Jen Schneider is an educator who lives, writes, and works in small spaces throughout Pennsylvania. She loves words, warm welcomes, and winter (along with the other three seasons). Poetry is a perfect complement to all of her interests. Poetry is also a perfect sounding board for her many questions. She is a Best of the Net nominee, with stories, poems, and essays published in a wide variety of literary and scholarly journals.

Flutter and Wow

Jay Fraser

Pulse-paced, shifting like
Oil on glass; greased rainbow memory
And glistering sub-recollection

A wavering reproduction (shaking)
Held up to hear (to inspect the sound)
And know (once-heard aural death)
To be (Passed from this world to haunt)

Jay Fraser is a writer from Lincolnshire. Growing up between the fields and the North Sea, he finds inspiration in both as well as in critical theory, philosophy, and horror movies – though not always at once. Currently in the process of completing his MA in Literature at the University of Lincoln, he spends far more time thinking about writing than he does writing, something that will hopefully balance out in future. You can find him @JayFraser1 if you’re a Twitter person. 

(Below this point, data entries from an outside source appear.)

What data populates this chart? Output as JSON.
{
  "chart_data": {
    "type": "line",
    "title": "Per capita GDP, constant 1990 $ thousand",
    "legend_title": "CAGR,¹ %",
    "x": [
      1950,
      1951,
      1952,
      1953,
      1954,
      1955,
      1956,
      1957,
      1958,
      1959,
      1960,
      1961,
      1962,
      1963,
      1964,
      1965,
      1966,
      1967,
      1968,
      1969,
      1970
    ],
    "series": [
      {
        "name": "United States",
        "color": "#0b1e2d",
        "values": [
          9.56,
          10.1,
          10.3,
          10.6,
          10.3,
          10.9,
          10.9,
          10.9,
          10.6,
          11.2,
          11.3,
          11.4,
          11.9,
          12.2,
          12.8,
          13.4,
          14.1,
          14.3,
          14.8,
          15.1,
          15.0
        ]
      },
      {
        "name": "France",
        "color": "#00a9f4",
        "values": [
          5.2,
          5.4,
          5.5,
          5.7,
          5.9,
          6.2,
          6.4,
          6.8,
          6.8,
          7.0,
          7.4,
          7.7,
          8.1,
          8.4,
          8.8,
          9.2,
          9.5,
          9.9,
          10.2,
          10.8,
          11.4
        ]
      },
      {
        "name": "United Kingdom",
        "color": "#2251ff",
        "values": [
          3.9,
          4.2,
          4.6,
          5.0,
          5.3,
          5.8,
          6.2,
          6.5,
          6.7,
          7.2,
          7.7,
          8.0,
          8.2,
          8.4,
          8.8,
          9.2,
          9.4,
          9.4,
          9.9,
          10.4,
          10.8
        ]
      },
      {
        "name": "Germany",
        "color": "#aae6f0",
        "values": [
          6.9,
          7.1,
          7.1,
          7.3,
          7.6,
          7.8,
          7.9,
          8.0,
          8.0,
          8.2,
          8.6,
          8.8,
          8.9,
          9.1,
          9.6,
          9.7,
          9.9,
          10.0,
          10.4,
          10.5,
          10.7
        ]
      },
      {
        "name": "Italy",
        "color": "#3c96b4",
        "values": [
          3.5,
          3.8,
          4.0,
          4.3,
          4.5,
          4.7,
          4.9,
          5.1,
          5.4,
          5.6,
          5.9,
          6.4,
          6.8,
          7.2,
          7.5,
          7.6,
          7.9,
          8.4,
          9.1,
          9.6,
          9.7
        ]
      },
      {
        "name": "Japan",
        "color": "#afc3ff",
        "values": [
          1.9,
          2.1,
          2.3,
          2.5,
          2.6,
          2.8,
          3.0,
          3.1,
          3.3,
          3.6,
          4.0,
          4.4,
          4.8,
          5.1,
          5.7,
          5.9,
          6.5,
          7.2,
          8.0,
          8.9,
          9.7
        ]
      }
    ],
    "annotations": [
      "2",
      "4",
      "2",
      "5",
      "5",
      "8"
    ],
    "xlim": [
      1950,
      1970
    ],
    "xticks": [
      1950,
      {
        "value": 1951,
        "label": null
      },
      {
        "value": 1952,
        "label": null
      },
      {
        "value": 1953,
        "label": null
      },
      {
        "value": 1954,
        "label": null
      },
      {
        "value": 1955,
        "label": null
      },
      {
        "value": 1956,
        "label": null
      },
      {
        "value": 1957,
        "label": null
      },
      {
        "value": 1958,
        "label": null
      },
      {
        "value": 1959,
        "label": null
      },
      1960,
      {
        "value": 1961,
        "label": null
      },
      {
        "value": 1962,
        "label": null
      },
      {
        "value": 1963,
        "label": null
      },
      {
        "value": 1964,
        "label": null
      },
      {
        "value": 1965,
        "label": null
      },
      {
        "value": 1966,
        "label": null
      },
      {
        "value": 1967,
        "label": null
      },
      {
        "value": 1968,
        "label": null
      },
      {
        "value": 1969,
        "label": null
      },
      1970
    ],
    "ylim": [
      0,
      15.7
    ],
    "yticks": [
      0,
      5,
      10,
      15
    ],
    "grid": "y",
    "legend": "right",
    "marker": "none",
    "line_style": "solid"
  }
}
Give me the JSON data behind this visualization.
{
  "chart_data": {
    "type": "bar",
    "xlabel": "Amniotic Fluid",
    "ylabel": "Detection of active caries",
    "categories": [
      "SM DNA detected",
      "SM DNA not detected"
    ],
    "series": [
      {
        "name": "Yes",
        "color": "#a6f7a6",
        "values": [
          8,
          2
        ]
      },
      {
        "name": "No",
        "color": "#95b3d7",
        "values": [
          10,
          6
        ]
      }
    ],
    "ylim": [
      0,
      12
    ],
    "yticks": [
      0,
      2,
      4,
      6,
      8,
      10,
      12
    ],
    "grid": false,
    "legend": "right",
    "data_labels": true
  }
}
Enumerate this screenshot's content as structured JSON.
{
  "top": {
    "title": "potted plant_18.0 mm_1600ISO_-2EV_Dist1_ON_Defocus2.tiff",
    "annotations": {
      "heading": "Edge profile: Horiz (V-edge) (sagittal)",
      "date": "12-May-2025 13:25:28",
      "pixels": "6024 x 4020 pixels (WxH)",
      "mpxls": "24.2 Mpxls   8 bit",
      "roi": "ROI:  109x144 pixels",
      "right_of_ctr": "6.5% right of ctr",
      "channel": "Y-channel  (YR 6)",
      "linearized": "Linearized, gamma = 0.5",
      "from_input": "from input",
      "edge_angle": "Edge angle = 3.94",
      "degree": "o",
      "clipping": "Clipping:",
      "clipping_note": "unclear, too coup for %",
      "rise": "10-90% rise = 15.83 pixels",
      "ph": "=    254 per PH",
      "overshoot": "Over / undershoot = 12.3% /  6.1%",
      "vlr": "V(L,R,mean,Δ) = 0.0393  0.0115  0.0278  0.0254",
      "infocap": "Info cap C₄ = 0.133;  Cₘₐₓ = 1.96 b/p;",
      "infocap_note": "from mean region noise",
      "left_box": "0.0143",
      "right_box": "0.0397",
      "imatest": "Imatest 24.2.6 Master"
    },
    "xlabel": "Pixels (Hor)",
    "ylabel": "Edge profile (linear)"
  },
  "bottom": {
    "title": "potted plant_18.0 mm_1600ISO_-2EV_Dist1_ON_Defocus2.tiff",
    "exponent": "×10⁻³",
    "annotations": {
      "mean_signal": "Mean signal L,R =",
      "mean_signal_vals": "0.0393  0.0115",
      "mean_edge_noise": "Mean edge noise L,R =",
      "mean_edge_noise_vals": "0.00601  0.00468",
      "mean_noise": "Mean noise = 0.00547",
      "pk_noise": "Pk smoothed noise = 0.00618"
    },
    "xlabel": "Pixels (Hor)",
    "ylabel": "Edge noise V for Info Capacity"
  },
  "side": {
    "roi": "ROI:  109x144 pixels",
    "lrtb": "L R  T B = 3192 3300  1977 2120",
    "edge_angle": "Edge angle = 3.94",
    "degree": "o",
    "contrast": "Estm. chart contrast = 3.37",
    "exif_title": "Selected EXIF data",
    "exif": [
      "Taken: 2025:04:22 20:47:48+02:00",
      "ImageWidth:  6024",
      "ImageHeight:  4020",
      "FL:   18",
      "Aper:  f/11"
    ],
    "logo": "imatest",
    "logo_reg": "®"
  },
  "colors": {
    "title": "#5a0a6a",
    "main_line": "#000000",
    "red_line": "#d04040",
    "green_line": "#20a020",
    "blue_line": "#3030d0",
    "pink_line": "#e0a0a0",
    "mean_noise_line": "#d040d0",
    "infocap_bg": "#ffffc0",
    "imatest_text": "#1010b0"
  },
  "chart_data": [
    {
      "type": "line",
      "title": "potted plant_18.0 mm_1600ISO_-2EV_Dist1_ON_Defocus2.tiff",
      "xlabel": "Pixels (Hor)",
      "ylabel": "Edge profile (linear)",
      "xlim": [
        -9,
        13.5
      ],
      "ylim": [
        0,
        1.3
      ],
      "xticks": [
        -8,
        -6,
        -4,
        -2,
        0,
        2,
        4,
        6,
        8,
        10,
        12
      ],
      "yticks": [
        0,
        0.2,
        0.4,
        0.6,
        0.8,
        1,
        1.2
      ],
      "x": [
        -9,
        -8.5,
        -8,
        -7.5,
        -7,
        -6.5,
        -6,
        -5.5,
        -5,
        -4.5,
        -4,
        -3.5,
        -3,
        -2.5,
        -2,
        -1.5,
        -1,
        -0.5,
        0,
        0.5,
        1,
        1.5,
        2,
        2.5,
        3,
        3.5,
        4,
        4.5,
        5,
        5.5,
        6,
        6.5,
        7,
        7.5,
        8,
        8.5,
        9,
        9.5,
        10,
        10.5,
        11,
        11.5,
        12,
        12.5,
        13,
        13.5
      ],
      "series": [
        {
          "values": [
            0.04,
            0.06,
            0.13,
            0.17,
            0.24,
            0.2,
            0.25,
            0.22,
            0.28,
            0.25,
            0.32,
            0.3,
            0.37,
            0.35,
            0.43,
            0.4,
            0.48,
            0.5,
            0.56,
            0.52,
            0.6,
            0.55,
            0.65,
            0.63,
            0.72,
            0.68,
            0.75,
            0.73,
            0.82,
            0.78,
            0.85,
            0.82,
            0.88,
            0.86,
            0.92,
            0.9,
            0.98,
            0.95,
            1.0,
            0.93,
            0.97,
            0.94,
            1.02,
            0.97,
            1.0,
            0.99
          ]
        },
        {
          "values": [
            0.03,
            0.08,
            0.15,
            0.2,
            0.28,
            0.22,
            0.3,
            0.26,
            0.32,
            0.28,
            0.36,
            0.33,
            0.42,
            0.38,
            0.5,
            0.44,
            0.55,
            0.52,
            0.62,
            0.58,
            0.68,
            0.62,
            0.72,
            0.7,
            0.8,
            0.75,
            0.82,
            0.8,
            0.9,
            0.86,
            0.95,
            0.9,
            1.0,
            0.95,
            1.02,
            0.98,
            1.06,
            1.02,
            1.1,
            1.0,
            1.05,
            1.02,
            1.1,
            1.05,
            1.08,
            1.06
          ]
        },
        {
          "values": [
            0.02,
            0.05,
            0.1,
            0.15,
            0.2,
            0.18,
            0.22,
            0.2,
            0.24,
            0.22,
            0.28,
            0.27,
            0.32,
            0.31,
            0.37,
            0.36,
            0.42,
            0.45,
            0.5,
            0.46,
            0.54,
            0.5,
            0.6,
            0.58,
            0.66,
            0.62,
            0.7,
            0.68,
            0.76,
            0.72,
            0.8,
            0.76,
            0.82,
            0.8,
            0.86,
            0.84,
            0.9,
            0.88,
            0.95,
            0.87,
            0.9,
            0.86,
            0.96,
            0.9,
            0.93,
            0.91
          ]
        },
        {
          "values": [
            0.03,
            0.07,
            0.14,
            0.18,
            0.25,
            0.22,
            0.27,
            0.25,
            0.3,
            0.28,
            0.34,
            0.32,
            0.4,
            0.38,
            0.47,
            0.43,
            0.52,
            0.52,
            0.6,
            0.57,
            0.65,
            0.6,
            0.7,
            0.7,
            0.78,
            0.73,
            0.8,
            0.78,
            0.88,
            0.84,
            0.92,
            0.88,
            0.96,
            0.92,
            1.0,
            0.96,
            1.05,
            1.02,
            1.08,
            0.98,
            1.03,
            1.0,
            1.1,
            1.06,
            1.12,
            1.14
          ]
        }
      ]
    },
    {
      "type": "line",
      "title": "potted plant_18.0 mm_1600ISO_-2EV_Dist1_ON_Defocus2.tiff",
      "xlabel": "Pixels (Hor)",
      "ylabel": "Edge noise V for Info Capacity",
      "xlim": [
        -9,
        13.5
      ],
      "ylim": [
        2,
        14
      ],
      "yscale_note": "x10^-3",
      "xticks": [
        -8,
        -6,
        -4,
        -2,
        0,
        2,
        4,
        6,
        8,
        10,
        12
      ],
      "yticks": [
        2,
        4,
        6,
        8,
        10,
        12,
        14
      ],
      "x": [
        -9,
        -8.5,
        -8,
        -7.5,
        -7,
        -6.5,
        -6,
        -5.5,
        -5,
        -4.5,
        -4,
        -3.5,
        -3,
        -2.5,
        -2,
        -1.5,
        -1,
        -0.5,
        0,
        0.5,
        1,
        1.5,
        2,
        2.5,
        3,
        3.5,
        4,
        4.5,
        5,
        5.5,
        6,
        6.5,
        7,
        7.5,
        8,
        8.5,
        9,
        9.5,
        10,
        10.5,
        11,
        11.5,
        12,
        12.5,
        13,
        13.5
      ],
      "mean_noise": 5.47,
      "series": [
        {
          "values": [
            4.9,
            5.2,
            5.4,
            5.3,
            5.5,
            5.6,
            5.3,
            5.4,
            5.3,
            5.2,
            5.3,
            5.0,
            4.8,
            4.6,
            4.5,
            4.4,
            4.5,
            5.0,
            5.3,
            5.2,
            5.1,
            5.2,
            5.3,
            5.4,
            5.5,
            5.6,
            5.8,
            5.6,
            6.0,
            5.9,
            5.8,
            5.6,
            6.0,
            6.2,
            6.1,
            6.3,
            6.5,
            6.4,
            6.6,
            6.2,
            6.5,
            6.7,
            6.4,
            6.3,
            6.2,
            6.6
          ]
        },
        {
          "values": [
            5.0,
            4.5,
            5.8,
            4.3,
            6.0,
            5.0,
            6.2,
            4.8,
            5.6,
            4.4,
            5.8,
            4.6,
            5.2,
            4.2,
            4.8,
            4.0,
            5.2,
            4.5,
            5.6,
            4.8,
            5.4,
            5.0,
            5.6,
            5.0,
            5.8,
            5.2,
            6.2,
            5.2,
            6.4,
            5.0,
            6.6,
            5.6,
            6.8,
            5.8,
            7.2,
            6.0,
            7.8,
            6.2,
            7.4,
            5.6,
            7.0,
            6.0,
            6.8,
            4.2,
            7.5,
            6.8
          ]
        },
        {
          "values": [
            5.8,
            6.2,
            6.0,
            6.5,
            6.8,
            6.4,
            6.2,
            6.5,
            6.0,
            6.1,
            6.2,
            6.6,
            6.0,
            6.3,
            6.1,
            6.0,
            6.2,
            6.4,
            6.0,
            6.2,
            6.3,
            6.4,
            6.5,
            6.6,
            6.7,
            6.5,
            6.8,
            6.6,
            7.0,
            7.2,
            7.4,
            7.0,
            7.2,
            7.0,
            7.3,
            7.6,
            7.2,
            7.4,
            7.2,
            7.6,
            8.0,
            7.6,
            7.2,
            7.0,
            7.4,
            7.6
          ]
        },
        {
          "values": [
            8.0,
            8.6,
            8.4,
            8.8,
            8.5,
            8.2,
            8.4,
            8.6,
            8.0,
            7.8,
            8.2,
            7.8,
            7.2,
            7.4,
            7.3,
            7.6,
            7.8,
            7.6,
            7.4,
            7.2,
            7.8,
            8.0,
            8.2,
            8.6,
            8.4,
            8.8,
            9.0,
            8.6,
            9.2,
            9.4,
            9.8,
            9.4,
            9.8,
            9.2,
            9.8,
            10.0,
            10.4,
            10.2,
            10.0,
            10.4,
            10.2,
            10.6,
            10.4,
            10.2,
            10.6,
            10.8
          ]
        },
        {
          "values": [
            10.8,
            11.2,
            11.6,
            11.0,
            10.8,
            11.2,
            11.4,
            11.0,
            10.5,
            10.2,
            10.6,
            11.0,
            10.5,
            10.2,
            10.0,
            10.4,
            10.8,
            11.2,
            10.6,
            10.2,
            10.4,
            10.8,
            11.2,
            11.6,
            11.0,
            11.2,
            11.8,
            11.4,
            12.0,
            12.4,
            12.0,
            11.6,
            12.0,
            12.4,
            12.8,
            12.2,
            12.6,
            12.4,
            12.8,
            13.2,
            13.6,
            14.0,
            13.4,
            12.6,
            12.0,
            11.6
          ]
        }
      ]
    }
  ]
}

let me be a holy habitation
where your spirit is sent
and mine, to die an endless death
let me be

what makes the rain freeze
turns ocean into ice
and clouds into moving smoke.

Sloane Angelou is a storyteller & writer of West African origin; passionate about learning of human existence by interrogating human experiences. They exist in liminal spaces.